One of the topics that you'll hear a lot about for asynchronous and decoupled programming in WCF 4.0 is correlation. Correlation is a relationship between one message and another message or one message and a piece of state. With synchronous programming, you may not always think about the correlations that are present. Correlations may be implicit through a call stack or through local variables. Or, they may be dramatically simplified by virtue of the fact that you know what's going to happen next and can craft your code to match the situation.

In asynchronous programming, correlation is the glue that joins together different operations. There are many different types of correlations. You've probably used several before.

For example, if you've defined a service contract with a CallbackContract, then you've specified a correlation based on two parties sharing a continuous network connection for an exchange of messages. If you've defined an HTTP cookie, then you've specified a correlation based on protocol information that is durably stored in between messaging operations. If you've included an ID field in a message, then you've specified a correlation based on message content. In many systems, each different type of correlation has a different way of describing and programming the correlation mechanism.

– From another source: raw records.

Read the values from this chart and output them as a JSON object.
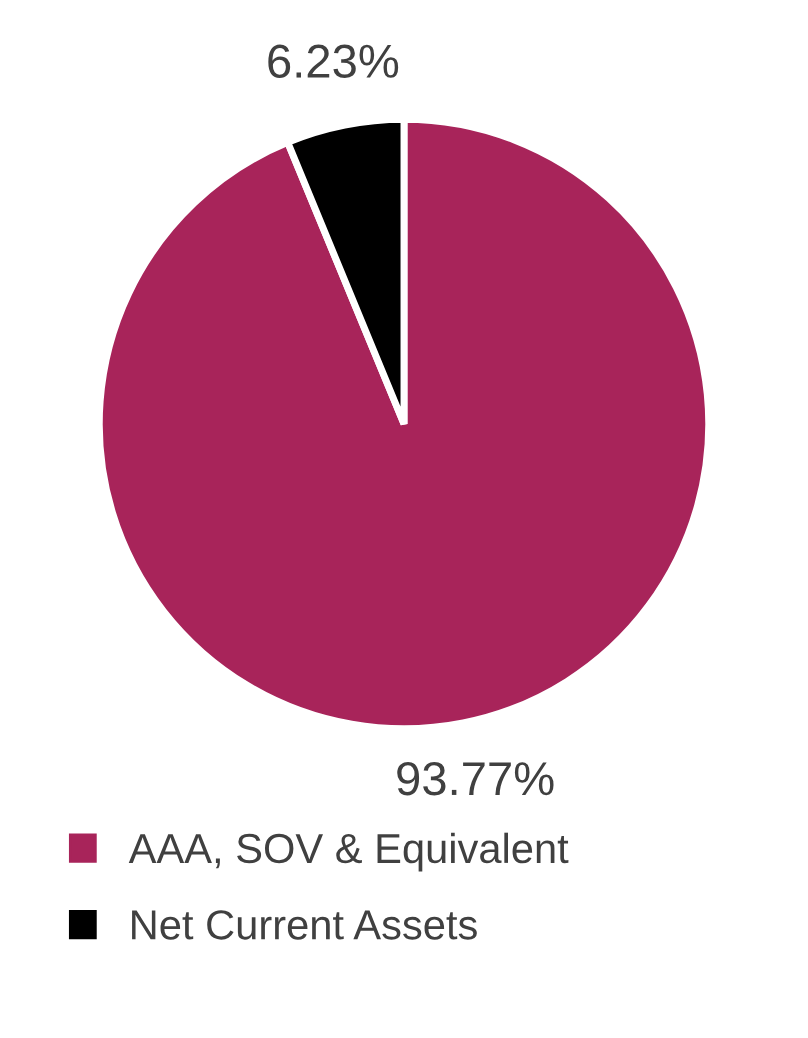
{
  "chart_data": {
    "type": "pie",
    "categories": [
      "AAA, SOV & Equivalent",
      "Net Current Assets"
    ],
    "values": [
      93.77,
      6.23
    ],
    "colors": [
      "#a8245a",
      "#000000"
    ],
    "value_labels": [
      "93.77%",
      "6.23%"
    ],
    "legend": "bottom"
  }
}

In WCF 4.0, one of the things we've done is think about how to standardize many different types of correlation behind a similar set of mechanisms. You'll see some examples using this correlation mechanism for workflow in the second half of Ed Pinto's PDC talk.

The basic pattern has just three operations.

- There is a query operation that can be applied to a message without the aid of any persistent state information. The query is the normalized operation for extracting information used by the correlation. The result of performing a query is a correlation key.

There is an association operation that can be applied to a key and a piece of state to bind the two together.  
  • There is a retrieval operation that can be applied to a key to return a previously bound piece of state.